NCV has a simple portal that abstracts the user from ever seeing or dealing with the storage (as D points out) --- really like a regular "consumer" experience vs. having to be a storage guru. Perhaps better put, the user experience is more like the AWS experience of provisioning an EC2 instance. You have an account, log in ... a few simple windows later and your volume (LUN) magically shows up in your EC2 instance.
In terms of latency, that is why you put the arrays (for anything like this) in the colo --- at Equinix you are just putting a cable from one cage (the colo rack) into the AWS side (directly into the AWS routers). Any additional hops would be from internal AWS routing or internal to the colo racks if the deployment is really large and needs multiple layers of physical networking devices. I've done a bunch of work with arrays using DX to AWS ... both from on-prem and in the colo. Colo latency and performance is actually really good - even for flash - and that is in my direct experience from **actually** doing it myself (with a real live array and stuff).
Marketing will be marketing ... regardless, this is a very interesting offering in my opinion (especially since EBS leaves a lot to be desired - especially for flash).
Friday 3rd March 2017 22:23 GMT bwoo
Sunday 5th March 2017 01:22 GMT dikrek
Re: What about Zadara Storage, Chris?
For the Nimble competitors popping up all of a sudden (lots of comments from AC and people that registered just now and have 1 post):
Unless your offering truly is as simple as "I need X capacity attached to Y VM with Z SLA", then it's not really comparable to the NCV service from Nimble.
NCV is a "enterprise-grade volumes as a service" offering.
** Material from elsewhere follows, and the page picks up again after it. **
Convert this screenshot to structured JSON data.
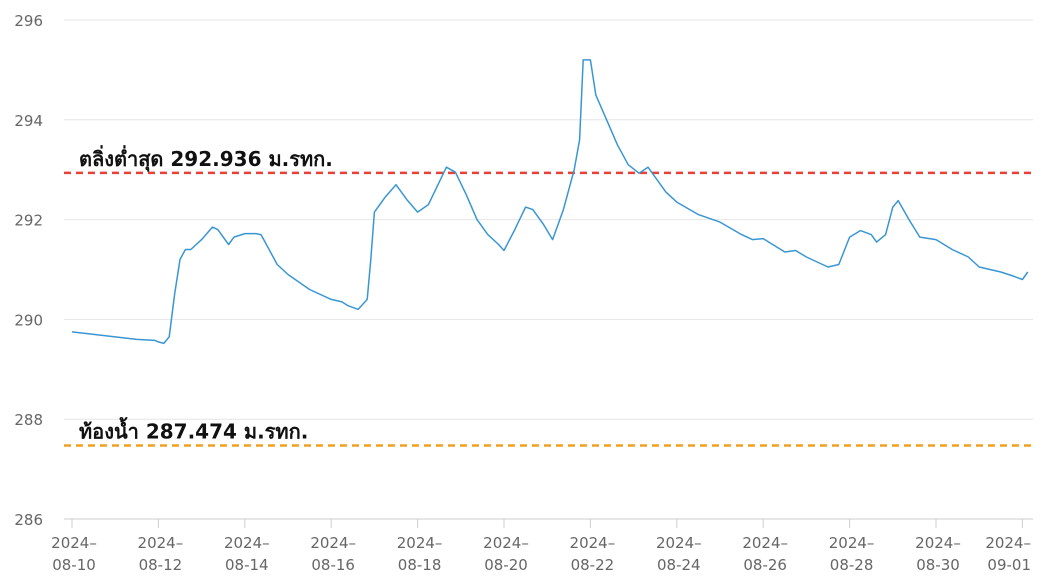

It's NOT a "virtual or physical array as a service" offering.
When people want to consume cloud storage, they typically don't want to have to manage yet another array, even if it's virtual and living in the cloud.
If with your "cloud" offering a customer has to worry about things like:
- RAID (whether physical or made up of AWS or Azure disks)
- disk replacement (whether physical or virtual disks)
- drive counts, speeds and capacities (to go with the RAID above)
- firmware updates
- controller CPU and RAM
- software licenses
Then you aren't truly offering what most cloud consumers are asking for. You're offering yet another array, that just happens to be living in the cloud. And missing the point.